Lawmakers hope to tackle deadly underride crashes with new rules

On Behalf of | Apr 19, 2022 | Truck Accidents |

When commercial vehicles crash with smaller passenger vehicles, the outcome of the wreck can be tragic. Underride collisions can be particularly devastating. They occur when a smaller passenger vehicle strikes a commercial vehicle from the rear or the sides. At high speeds, such crashes may result in the smaller vehicle going under the commercial truck.

The consequences of underride collisions often include the complete destruction of the smaller vehicle and catastrophic, if not fatal, injuries for the occupants. For years, lawmakers have proposed changes to laws aimed at preventing this kind of crash, but just recently, new federal rules have gone into effect that could help prevent some underride collisions.

Annual inspections will now include underride guards

Every trailer on a semitruck should have a strong underride guard attached to the rear. These metal devices help stop a vehicle from hitting the back wheels of the truck or passing under the trailer. Unfortunately, the required underride guards may not be quite wide enough, strong enough or tall enough to have maximum benefit for the public.

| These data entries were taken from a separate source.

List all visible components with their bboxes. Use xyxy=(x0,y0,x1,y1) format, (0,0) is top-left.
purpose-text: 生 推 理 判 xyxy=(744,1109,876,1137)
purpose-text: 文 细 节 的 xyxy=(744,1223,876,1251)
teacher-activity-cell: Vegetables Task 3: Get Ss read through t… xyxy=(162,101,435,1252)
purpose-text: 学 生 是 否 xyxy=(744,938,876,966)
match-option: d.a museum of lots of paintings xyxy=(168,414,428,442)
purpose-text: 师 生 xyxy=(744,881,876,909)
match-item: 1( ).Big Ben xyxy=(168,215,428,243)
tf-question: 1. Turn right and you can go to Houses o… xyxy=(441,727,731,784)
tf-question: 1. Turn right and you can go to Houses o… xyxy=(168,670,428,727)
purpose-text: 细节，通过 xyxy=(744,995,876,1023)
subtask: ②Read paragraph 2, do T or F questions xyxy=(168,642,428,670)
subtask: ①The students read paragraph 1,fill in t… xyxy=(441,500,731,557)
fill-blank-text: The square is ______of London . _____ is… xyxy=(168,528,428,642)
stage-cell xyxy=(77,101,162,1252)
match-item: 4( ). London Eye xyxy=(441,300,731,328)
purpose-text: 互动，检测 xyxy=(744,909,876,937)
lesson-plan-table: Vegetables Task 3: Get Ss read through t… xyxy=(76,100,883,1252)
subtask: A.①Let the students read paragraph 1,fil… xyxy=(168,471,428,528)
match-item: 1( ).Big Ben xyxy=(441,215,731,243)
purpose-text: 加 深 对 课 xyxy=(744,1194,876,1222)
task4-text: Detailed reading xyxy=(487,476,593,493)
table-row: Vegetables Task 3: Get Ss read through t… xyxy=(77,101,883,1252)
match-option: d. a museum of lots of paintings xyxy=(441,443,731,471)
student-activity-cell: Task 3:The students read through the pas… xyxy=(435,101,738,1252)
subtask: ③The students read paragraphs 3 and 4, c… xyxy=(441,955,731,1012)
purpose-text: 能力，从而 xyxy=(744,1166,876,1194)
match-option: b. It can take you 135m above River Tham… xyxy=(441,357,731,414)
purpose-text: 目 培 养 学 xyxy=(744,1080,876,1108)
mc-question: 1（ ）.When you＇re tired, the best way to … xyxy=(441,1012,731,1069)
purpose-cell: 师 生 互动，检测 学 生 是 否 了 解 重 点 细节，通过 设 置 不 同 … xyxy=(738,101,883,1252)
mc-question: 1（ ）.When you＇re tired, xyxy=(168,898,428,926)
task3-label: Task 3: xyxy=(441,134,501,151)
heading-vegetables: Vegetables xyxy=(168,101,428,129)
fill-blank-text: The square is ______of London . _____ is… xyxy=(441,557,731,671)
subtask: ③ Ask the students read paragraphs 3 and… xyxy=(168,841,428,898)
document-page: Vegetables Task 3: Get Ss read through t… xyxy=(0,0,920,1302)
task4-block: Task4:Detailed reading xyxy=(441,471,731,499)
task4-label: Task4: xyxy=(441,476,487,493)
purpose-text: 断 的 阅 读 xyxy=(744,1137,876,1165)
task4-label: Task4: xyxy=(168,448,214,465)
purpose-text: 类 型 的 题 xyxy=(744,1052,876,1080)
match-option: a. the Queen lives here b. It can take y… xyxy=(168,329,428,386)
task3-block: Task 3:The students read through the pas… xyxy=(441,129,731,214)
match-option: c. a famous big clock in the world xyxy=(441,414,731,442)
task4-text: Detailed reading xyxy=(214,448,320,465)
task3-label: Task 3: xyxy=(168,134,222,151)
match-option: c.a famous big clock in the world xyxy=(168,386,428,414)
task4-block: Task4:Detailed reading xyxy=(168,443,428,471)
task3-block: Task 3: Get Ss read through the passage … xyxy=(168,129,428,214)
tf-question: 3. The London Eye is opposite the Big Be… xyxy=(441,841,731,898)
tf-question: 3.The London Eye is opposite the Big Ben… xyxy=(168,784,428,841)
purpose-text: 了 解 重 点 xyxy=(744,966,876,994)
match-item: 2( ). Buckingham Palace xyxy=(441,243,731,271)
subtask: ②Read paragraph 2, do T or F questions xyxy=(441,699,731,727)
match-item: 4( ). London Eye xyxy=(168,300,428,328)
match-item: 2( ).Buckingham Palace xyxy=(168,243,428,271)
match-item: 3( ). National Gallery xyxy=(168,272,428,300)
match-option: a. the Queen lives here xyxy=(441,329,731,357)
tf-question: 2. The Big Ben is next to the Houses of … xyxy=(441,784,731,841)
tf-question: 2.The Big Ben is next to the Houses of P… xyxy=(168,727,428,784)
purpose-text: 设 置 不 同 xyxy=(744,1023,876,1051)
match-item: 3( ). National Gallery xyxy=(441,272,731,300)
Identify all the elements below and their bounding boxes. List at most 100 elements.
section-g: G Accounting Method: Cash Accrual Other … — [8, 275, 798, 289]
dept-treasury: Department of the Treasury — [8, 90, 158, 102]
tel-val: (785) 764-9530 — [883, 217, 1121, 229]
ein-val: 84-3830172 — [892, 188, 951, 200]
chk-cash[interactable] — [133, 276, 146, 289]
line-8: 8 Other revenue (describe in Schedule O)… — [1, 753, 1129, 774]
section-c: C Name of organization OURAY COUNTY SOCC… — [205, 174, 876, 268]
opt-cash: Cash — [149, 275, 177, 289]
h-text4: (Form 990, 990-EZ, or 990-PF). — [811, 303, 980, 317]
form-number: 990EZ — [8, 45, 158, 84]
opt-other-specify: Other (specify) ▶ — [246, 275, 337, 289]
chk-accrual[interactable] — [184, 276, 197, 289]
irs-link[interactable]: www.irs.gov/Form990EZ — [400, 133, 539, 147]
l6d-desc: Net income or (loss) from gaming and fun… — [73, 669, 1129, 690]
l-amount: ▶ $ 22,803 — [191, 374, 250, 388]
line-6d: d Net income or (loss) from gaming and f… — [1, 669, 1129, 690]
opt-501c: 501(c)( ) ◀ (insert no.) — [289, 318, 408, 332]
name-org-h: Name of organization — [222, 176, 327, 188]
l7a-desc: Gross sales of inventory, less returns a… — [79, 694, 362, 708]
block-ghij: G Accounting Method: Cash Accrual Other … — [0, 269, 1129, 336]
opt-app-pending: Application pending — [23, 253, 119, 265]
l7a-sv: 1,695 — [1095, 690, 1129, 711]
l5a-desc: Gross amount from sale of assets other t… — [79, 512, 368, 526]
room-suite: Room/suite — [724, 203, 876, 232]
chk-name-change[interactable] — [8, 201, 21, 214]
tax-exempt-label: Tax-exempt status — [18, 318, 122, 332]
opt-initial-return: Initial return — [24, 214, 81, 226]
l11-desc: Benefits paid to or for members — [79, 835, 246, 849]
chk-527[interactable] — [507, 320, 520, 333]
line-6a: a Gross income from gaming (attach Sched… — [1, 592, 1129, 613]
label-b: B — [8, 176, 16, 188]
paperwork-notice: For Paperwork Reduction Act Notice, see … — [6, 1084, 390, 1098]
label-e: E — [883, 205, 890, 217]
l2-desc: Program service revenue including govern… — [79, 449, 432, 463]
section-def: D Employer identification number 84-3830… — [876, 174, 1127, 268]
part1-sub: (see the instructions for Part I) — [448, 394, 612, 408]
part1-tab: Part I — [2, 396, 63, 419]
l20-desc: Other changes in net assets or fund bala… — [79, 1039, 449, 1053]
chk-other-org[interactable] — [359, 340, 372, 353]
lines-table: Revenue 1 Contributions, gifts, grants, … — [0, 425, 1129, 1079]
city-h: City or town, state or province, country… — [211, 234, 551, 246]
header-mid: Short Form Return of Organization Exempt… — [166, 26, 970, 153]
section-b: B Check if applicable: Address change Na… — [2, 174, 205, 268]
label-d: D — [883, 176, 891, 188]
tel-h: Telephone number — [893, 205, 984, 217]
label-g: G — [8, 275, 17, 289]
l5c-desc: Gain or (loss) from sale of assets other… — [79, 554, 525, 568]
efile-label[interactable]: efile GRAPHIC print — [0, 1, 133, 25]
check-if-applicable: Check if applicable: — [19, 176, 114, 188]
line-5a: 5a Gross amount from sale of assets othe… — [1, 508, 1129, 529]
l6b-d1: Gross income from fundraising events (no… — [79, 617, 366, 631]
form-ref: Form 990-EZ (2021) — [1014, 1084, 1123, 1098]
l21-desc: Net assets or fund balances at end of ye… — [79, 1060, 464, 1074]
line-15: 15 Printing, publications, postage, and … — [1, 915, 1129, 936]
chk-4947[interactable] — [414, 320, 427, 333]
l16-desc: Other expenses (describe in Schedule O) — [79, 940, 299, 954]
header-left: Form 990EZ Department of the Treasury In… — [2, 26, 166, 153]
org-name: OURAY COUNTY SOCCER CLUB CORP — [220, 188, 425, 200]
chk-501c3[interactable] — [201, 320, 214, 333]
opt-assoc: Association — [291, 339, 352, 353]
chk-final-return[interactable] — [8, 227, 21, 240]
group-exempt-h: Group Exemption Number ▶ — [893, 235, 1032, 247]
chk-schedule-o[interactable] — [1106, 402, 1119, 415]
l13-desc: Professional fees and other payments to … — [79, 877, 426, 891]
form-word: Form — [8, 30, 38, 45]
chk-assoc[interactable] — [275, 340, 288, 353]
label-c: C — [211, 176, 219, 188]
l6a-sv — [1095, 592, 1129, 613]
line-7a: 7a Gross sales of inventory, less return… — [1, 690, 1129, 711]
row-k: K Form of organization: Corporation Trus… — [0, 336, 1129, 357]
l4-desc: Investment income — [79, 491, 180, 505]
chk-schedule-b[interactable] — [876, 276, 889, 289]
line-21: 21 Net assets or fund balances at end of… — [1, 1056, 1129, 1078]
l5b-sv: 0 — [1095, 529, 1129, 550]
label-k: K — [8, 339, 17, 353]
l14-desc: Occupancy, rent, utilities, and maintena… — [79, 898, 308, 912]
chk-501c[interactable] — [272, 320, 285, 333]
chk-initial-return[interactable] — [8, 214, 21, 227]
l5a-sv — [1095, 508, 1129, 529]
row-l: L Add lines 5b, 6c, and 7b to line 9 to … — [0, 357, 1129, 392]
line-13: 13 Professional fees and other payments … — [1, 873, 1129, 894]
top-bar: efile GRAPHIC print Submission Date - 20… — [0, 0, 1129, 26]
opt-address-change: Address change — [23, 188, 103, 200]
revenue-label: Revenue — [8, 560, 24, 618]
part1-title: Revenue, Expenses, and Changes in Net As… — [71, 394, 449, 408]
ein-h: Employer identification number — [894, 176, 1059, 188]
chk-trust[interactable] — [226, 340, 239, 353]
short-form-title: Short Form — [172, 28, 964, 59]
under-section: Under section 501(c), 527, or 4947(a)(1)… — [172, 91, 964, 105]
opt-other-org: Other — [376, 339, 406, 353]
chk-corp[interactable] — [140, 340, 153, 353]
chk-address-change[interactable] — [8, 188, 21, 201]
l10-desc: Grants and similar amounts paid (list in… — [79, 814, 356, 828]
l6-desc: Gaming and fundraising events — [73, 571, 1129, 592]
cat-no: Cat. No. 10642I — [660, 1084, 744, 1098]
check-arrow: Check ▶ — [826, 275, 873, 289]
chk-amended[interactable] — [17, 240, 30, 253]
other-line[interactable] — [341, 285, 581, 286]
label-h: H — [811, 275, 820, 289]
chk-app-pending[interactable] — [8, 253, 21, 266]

Manufacturers often do not invest in the best guards available but rather in the cheapest guard they can find that brings them into legal compliance. They may then allow those underride guards to deteriorate with age and rust despite the potential of the guard failing if a crash occurs.

Federal lawmakers have addressed such behavior by adding underride guards to the truck systems subject to annual inspections. Those checking commercial vehicles for regulatory compliance will now need to inspect the underride guard in addition to the other crucial systems of the commercial vehicle. Those that own the vehicles will then need to upgrade or repair guards that don’t pass the inspection before that semitruck can go back out on the road.

Companies may be liable for underride collisions

Many commercial crashes are clearly the responsibility of a driver, but sometimes the issue is with the vehicle itself. The use of inadequate or age-damaged underride guards may open a company up to liability claims after a potentially preventable crash.

Looking into who is ultimately responsible for the commercial vehicle collision that affected your family can help you file an insurance claim or take action in the civil courts.